観光地は勝利した日露戦争の戦跡をめぐるのが一般的なようだ。
トップの写真はお墓なのだろうか、ピラミッドのような建造物である。
両側の空が不自然であり場所を特定されないように修正されている可能性があるとの指摘もあった。

「水師営の会見」の場所となった旅順の水師営会見所小グループに分かれての記念撮影。軍刀を持っているのが父。
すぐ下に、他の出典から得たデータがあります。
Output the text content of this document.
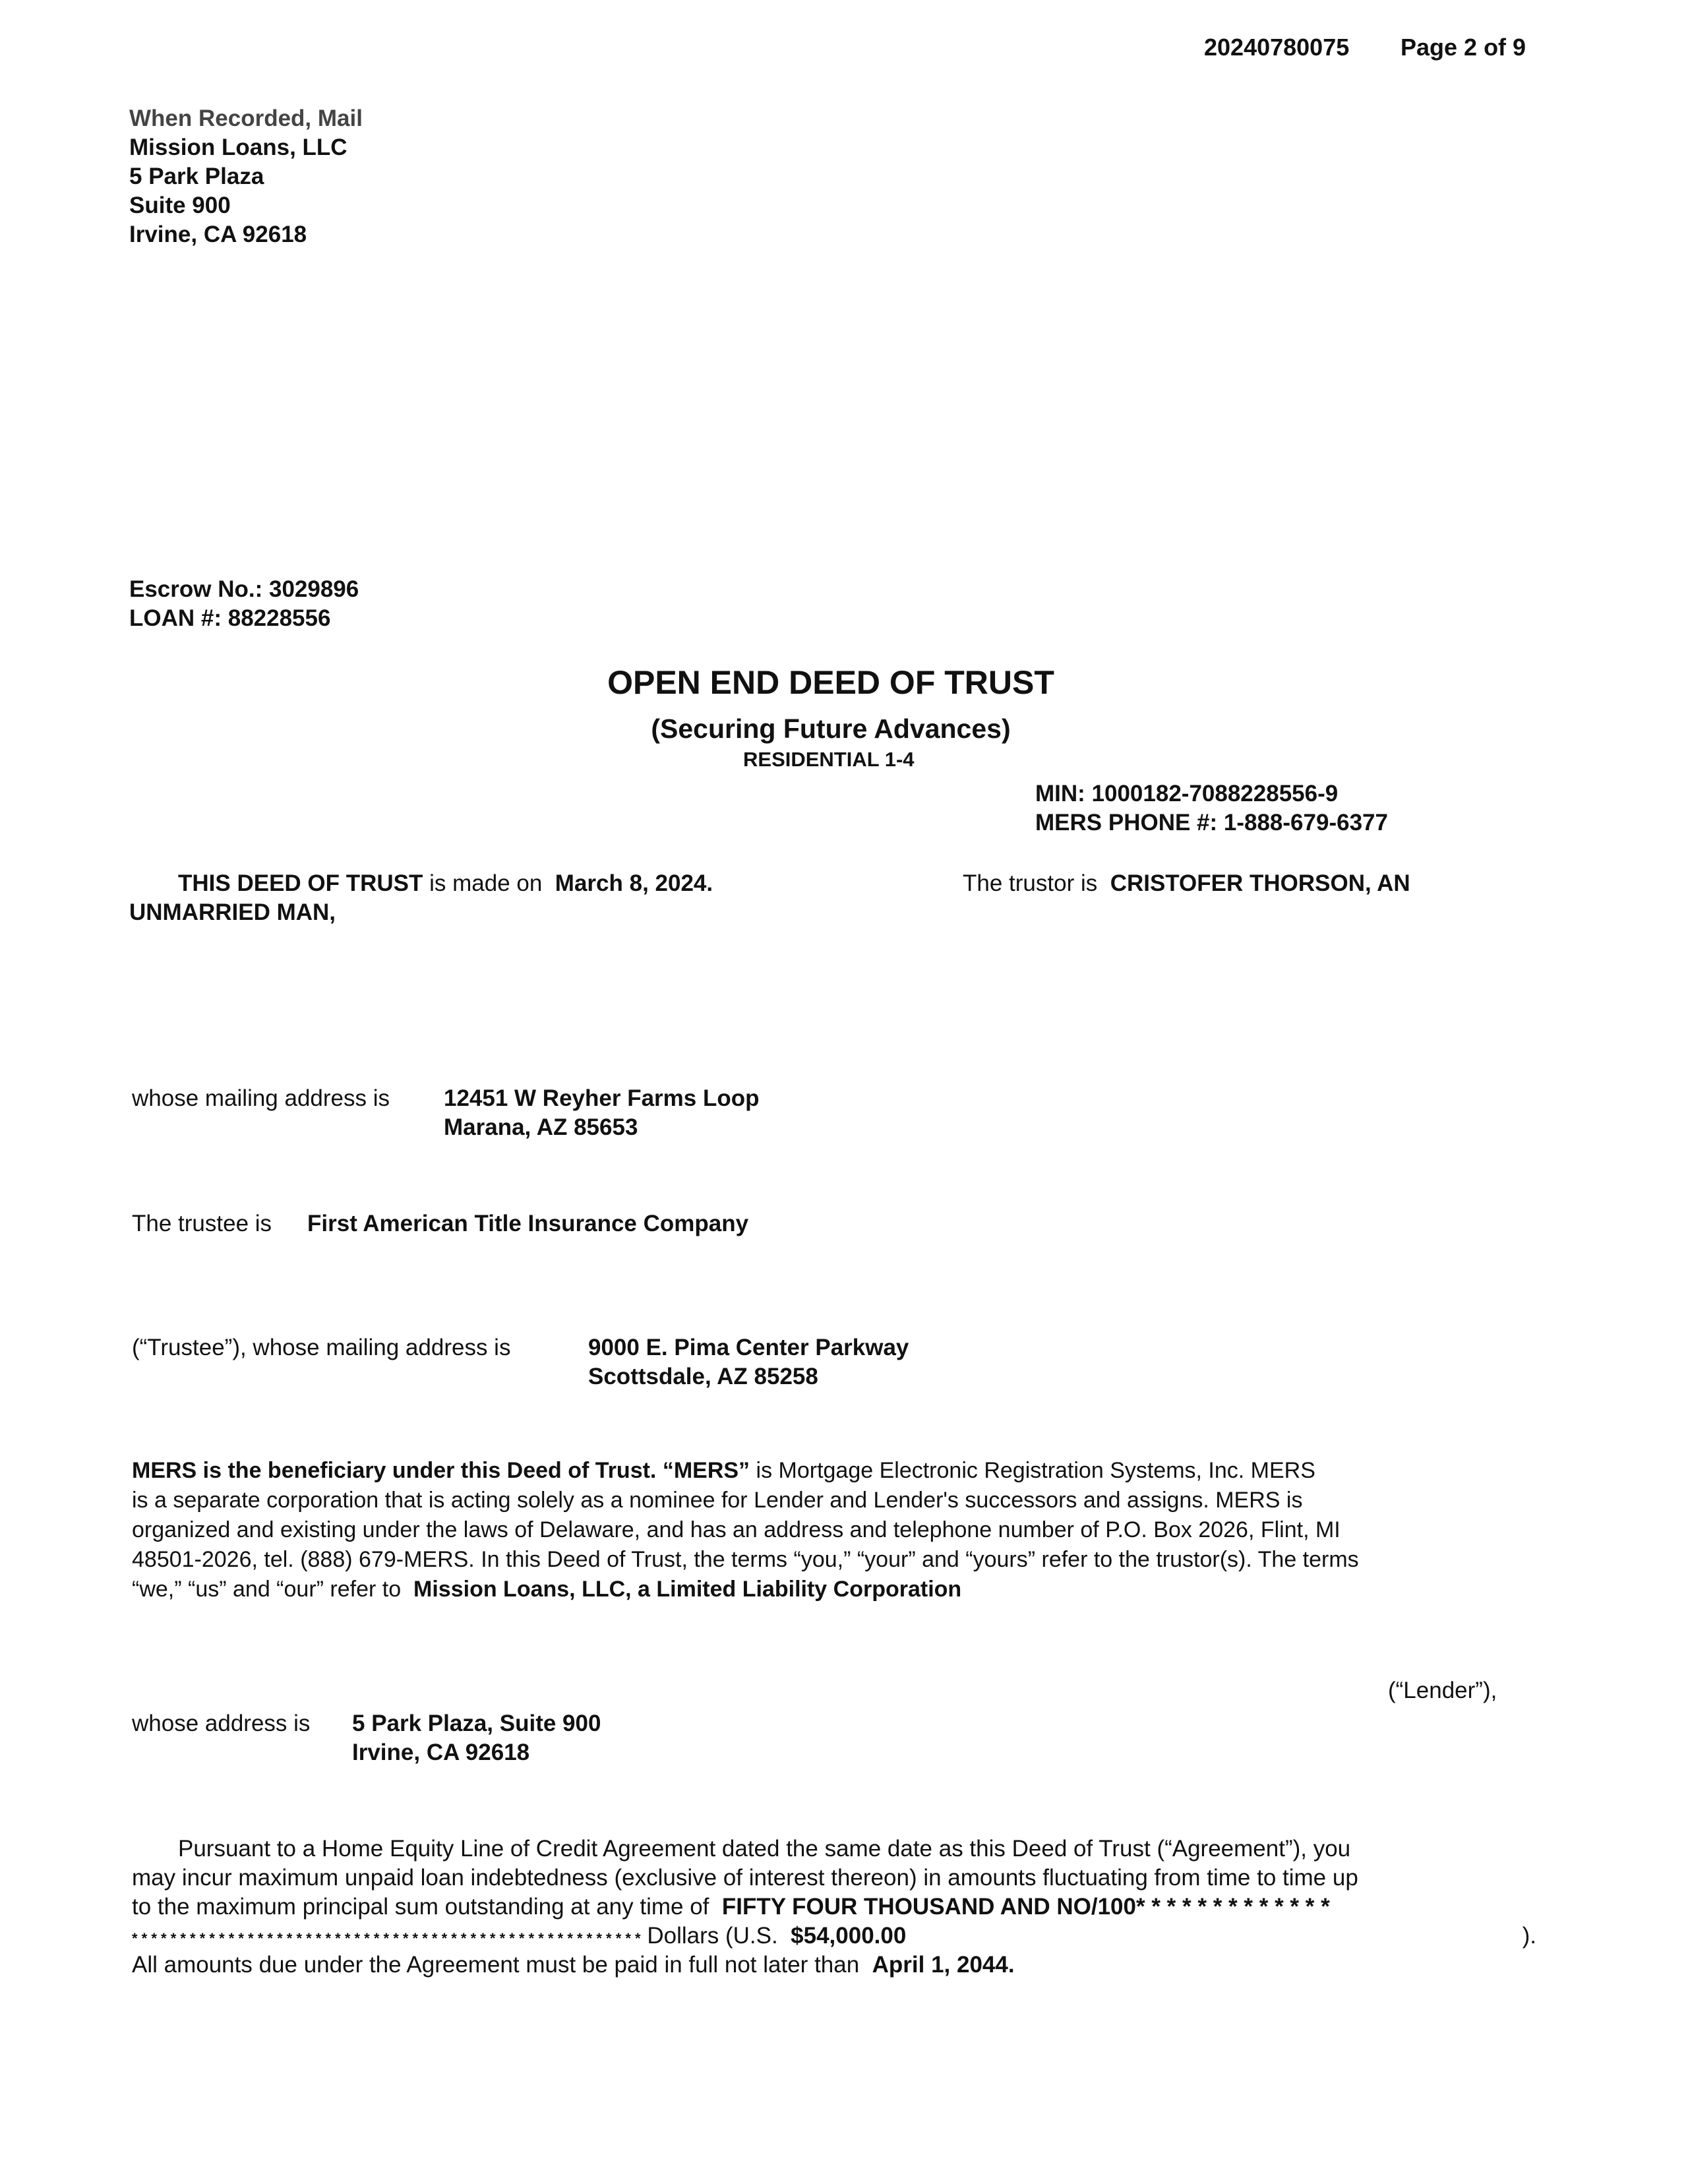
20240780075 Page 2 of 9
When Recorded, Mail
Mission Loans, LLC
5 Park Plaza
Suite 900
Irvine, CA 92618
Escrow No.: 3029896
LOAN #: 88228556
OPEN END DEED OF TRUST
(Securing Future Advances)
RESIDENTIAL 1-4
MIN: 1000182-7088228556-9
MERS PHONE #: 1-888-679-6377
THIS DEED OF TRUST is made on  March 8, 2024.	The trustor is  CRISTOFER THORSON, AN
UNMARRIED MAN,
whose mailing address is 12451 W Reyher Farms Loop
Marana, AZ 85653
The trustee is First American Title Insurance Company
(“Trustee”), whose mailing address is	9000 E. Pima Center Parkway
Scottsdale, AZ 85258
MERS is the beneficiary under this Deed of Trust. “MERS” is Mortgage Electronic Registration Systems, Inc. MERS
is a separate corporation that is acting solely as a nominee for Lender and Lender's successors and assigns. MERS is
organized and existing under the laws of Delaware, and has an address and telephone number of P.O. Box 2026, Flint, MI
48501-2026, tel. (888) 679-MERS. In this Deed of Trust, the terms “you,” “your” and “yours” refer to the trustor(s). The terms
“we,” “us” and “our” refer to Mission Loans, LLC, a Limited Liability Corporation
(“Lender”),
whose address is 5 Park Plaza, Suite 900
Irvine, CA 92618
Pursuant to a Home Equity Line of Credit Agreement dated the same date as this Deed of Trust (“Agreement”), you
may incur maximum unpaid loan indebtedness (exclusive of interest thereon) in amounts fluctuating from time to time up
to the maximum principal sum outstanding at any time of FIFTY FOUR THOUSAND AND NO/100* * * * * * * * * * * * *
* * * * * * * * * * * * * * * * * * * * * * * * * * * * * * * * * * * * * * * * * * * * * * * * * * * * * Dollars (U.S.  $54,000.00	).
All amounts due under the Agreement must be paid in full not later than April 1, 2044.
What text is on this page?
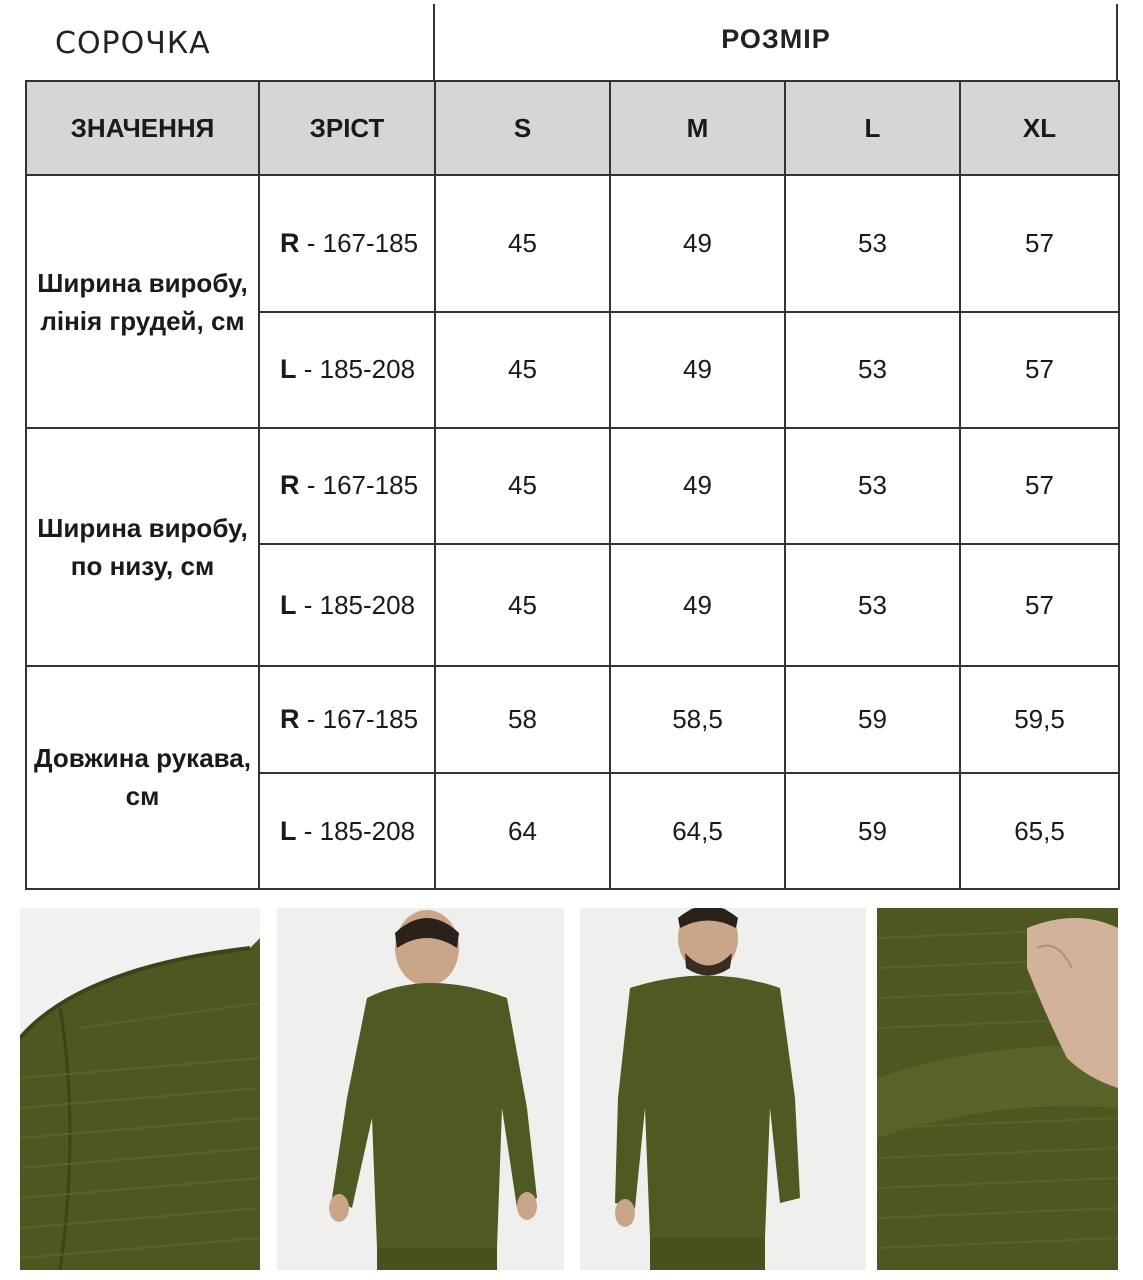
СОРОЧКА	РОЗМІР
ЗНАЧЕННЯ	ЗРІСТ	S	M	L	XL
Ширина виробу, лінія грудей, см	R - 167-185	45	49	53	57
	L - 185-208	45	49	53	57
Ширина виробу, по низу, см	R - 167-185	45	49	53	57
	L - 185-208	45	49	53	57
Довжина рукава, см	R - 167-185	58	58,5	59	59,5
	L - 185-208	64	64,5	59	65,5
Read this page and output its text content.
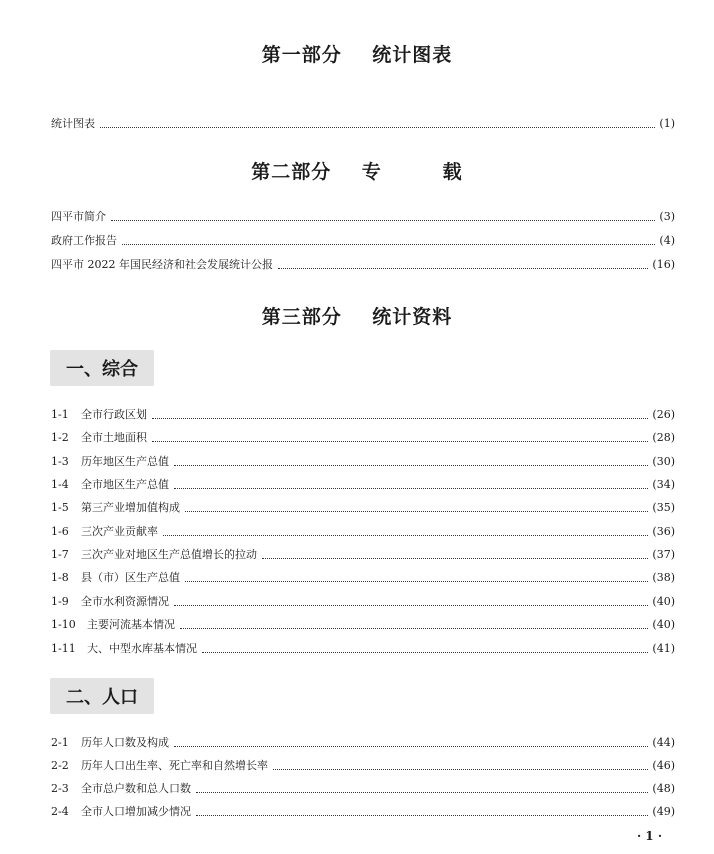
第一部分    统计图表
第二部分    专        载
第三部分    统计资料
统计图表	(1)
四平市简介	(3)
政府工作报告	(4)
四平市 2022 年国民经济和社会发展统计公报	(16)
一、综合
1-1	全市行政区划	(26)
1-2	全市土地面积	(28)
1-3	历年地区生产总值	(30)
1-4	全市地区生产总值	(34)
1-5	第三产业增加值构成	(35)
1-6	三次产业贡献率	(36)
1-7	三次产业对地区生产总值增长的拉动	(37)
1-8	县（市）区生产总值	(38)
1-9	全市水利资源情况	(40)
1-10	主要河流基本情况	(40)
1-11	大、中型水库基本情况	(41)
二、人口
2-1	历年人口数及构成	(44)
2-2	历年人口出生率、死亡率和自然增长率	(46)
2-3	全市总户数和总人口数	(48)
2-4	全市人口增加减少情况	(49)
· 1 ·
(日露戦争中の1905年1月15日に、旅順軍港攻防戦の停戦条約が締結された。日本代表は第三軍司令官・乃木希典大将、ロシア代表は旅順要塞司令官・アナトーリイ・ステッセリ中将

モスク?、寺院のようである。

厳しい軍事訓練の合間にちょっとした観光見物をしたりする息抜きは現代社会でも大切である。










軍隊 満州 陸軍 歩兵 教育 訓練 訓育

2014年8月31日日曜日

父の満州での軍隊生活 (5)

徴兵された若者たちへの奉天甲種幹部候補生隊での教育と訓練は厳しいものであったであろう。同期会誌によると非常演習「連珠山」行軍といったことも行われたと記載している。

しかし座学や軍事訓練以外にスポーツもやっていた。スポーツといっても剣道、銃剣道や馬術であるが、写真を見ると若者たちにとっては息抜きの楽しい時間のようであった。


満州から持ち帰って写真には当然と思われるが場所も日時も氏名も何も書かれていない。

場所が不明であるが広い馬場(乗馬練習場)の写真もあった。






幹部候補生の授業には箱庭のような立体的な地図を用いた図上の作戦会議もあった。

いろいろな写真を見る満州の予備士官学校といってもむしろ内地よりも優れた設備や教官によって教育・訓練が行われているようだ。ノモンハン事件があった後であり、ソ連との戦争も必ず満州で始まると予測していたのだろう。

父は文系だったためか終戦まで徴兵されていたが甲種幹部候補生隊の同期には技術系出身なのか卒業後に日本に帰り三菱重工業神戸造船所や東北振興アルミ(郡山)等に勤務していた同期もいた。戦争遂行のためには軍人も必要だが軍需産業の技術者がより必要なのであろう。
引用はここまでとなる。